Army Reservists heading to Africa to join Ebola fight

Army Reservists based in Maryland to help in Ebola fight.

A pair of Army Reserve units from Maryland are being mobilized to aid U.S. efforts to tackle the deadly Ebola outbreak in West Africa, officials said Monday, as the Pentagon prepares to extend its humanitarian mission into next year.

The military has deployed about 2,200 troops since September to support relief efforts by the U.S. Agency for International Development.

The new round of mobilizations — which total 2,100 Reservists and National Guardsmen nationwide — indicate that the military's battle against Ebola could stretch well into 2015. Officials have not laid out a timeline or end date for U.S. involvement.

Defense Secretary Chuck Hagel has said the military mission, if successful, could be over in six months. More than 14,000 people have been infected with Ebola in the current outbreak, and about 5,100 have died, according to the World Health Organization.

U.S. officials said last week that the rate of new cases appears to have decreased, but 45 new infections a day were still being detected in Liberia.

On Monday, officials announced plans to mobilize 16 Reserve and National Guard units.

About 55 Reservists from the 313th Movement Control Battalion, based in Baltimore, are scheduled to travel to Senegal and Liberia in the spring. Another 68 soldiers from the Rockville-based 398th Combat Sustainment Support Battalion are also scheduled to deploy.

Their deployments could last six months. The members, who specialize in logistics and shipping, are not expected to come into contact with Ebola patients. But like all U.S. troops, they would be subject to a 21-day quarantine after leaving Africa.

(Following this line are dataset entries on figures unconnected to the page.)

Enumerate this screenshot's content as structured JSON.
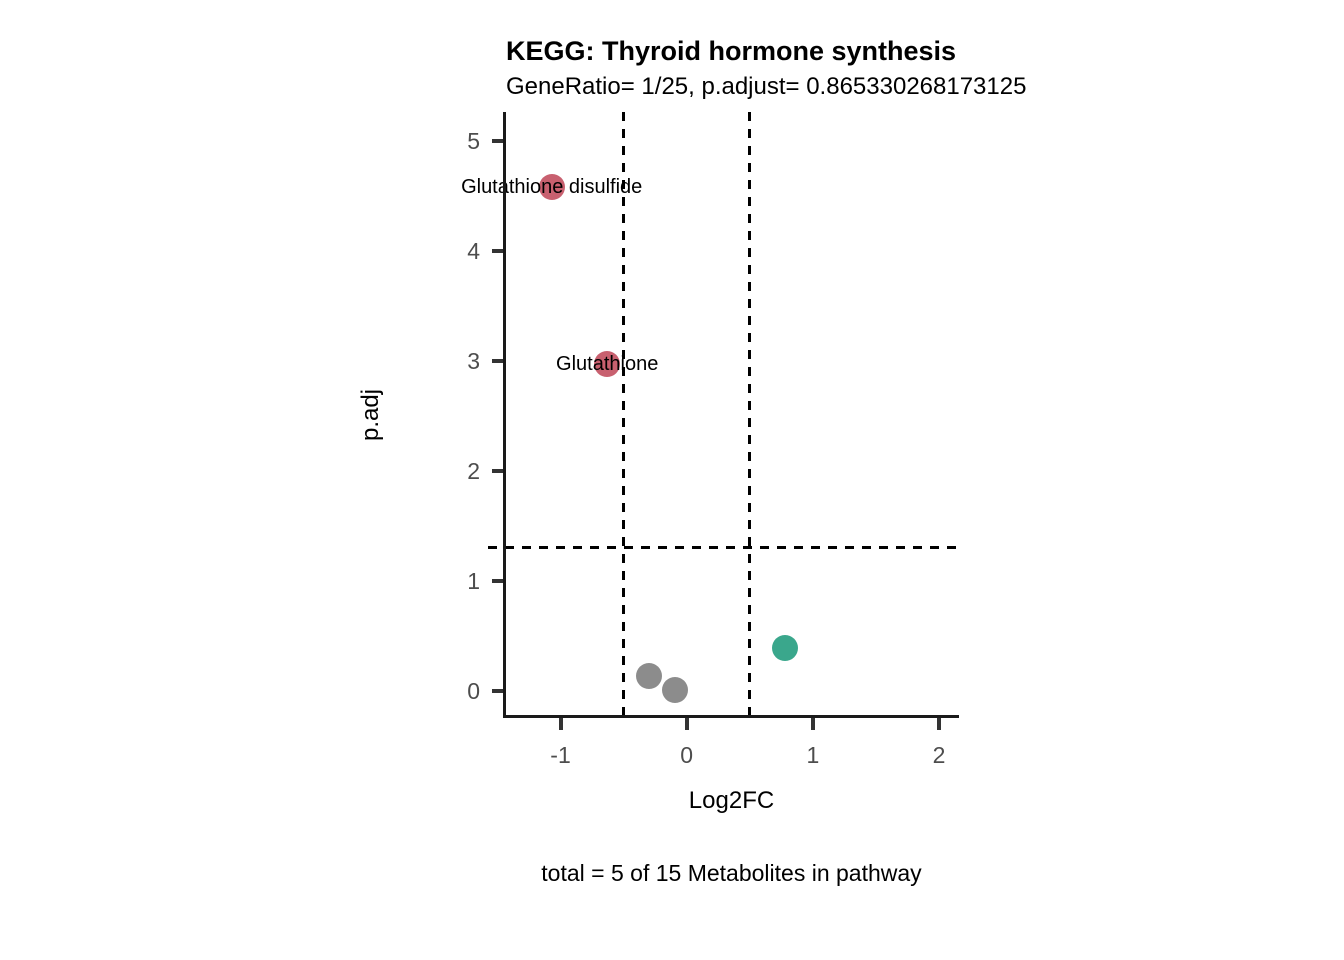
{
  "chart_data": {
    "type": "scatter",
    "title": "KEGG: Thyroid hormone synthesis",
    "subtitle": "GeneRatio= 1/25, p.adjust= 0.865330268173125",
    "caption": "total = 5 of 15 Metabolites in pathway",
    "xlabel": "Log2FC",
    "ylabel": "p.adj",
    "xlim": [
      -1.44,
      2.15
    ],
    "ylim": [
      -0.24,
      5.26
    ],
    "xticks": [
      -1,
      0,
      1,
      2
    ],
    "yticks": [
      0,
      1,
      2,
      3,
      4,
      5
    ],
    "grid": false,
    "legend": false,
    "thresholds": {
      "vlines": [
        -0.5,
        0.5
      ],
      "hline": 1.3,
      "line_style": "dashed",
      "line_color": "#000000"
    },
    "points": [
      {
        "label": "Glutathione disulfide",
        "x": -1.07,
        "y": 4.58,
        "color": "#C8606F"
      },
      {
        "label": "Glutathione",
        "x": -0.63,
        "y": 2.97,
        "color": "#C8606F"
      },
      {
        "label": null,
        "x": -0.3,
        "y": 0.13,
        "color": "#8C8C8C"
      },
      {
        "label": null,
        "x": -0.09,
        "y": 0.01,
        "color": "#8C8C8C"
      },
      {
        "label": null,
        "x": 0.78,
        "y": 0.39,
        "color": "#3AA78C"
      }
    ],
    "colors": {
      "up_nonsig": "#3AA78C",
      "down_sig": "#C8606F",
      "nonsig": "#8C8C8C",
      "axis": "#1a1a1a",
      "tick_label": "#4d4d4d",
      "threshold": "#000000"
    }
  }
}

Logistics and shipping are especially important in the current mission, Thomas A. Dempsey said, because it involves sending thousands of tons of material and establishing the infrastructure to support medical care.

"That's what the military does," said Dempsey, a professor with the Defense Department's Africa Center for Strategic Studies. He said he was speaking for himself, not for the Defense Department.

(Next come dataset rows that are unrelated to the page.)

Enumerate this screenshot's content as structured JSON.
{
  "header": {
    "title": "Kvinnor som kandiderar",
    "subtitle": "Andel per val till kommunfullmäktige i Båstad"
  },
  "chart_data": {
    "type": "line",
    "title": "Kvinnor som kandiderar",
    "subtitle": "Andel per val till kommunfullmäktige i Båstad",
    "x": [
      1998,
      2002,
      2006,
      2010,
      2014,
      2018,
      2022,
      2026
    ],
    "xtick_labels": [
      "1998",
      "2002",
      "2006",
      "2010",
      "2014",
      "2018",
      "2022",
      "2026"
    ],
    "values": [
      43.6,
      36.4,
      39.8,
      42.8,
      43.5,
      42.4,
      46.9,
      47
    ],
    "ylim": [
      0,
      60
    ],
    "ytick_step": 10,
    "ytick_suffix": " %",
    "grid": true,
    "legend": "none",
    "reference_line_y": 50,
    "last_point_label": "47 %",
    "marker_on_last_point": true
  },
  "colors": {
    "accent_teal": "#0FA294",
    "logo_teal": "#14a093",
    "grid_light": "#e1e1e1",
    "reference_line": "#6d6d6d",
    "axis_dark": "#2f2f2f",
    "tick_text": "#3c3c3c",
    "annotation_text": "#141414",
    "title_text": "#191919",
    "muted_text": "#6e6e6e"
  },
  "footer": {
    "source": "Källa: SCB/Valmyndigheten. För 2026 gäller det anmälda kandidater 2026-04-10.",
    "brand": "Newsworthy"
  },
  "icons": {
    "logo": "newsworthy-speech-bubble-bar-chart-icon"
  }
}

Soldiers from the 1st Area Medical Laboratory at Aberdeen Proving Ground are working in Liberia to speed up the detection of Ebola infections.

That unit, which deployed this fall, had less than a month to get ready. The Pentagon is giving the Reservists more notice.

Training takes between two weeks and a month, Defense Department spokesman Lt. Col. Tom Crosson said, but mobilization notices are going out now so the Reservists can plan with their employers and families to be deployed next year.

"It's a heads-up," Crosson said.

Reservists and Guardsmen are being mobilized now so the military can deploy fresh troops next spring, Crosson said. Depending on how the battle against Ebola goes over the winter, he said, deployments could be shortened or fewer troops could be deployed.

The soldiers are to receive special safety instruction to help guard against Ebola, malaria and other medical concerns, the Pentagon said. Maj. Gen. Gary Volesky, the commander of the operation, said last week that no U.S. troops had displayed symptoms of Ebola during the deployment. He credited the quality of the training and the controlled nature of their work.

"You won't see soldiers roaming all over Liberia," he said. "They go places where there's a mission, and we just make sure that we're following all those protocols."

U.S. forces are not providing direct medical care to patients with Ebola.

Pentagon officials say they're optimistic at the progress against Ebola. Officials said last week they had scaled back plans for deployments from 4,000 soldiers to 3,000 after realizing that USAID had made better-than-expected progress.

But Deborah R. Malac, the U.S. ambassador to Liberia, cautioned that there was still much to be done.

"We are not out of the woods by any stretch of the imagination," she said. "We need more treatment units. We need more personnel to help treat patients. And so we still have a long way to go in this fight."

Dempsey said that when a country's regular public-health infrastructure is pushed to the brink of collapse, the U.S. military has the skills to start putting things back together.

"At the front end, the military response is going to be particularly critical," he said.

U.S. troops are working to set up 17 Ebola treatment units. Two have been completed, Volesky said, and three others are expected to come online by the end of the month. The rest are to be finished before the new year.

Dempsey said the mission has demonstrated how public-health problems are closely tied to national security.

Hagel drew that connection himself on Monday. He traveled to Fort Campbell, Ky., to thank troops there for their work against the disease.

"The challenges and threats that face our country in the world today are not just from Islamic fundamentalists or from terrorists," he said, "but from health diseases and pandemic health threats that threaten the world."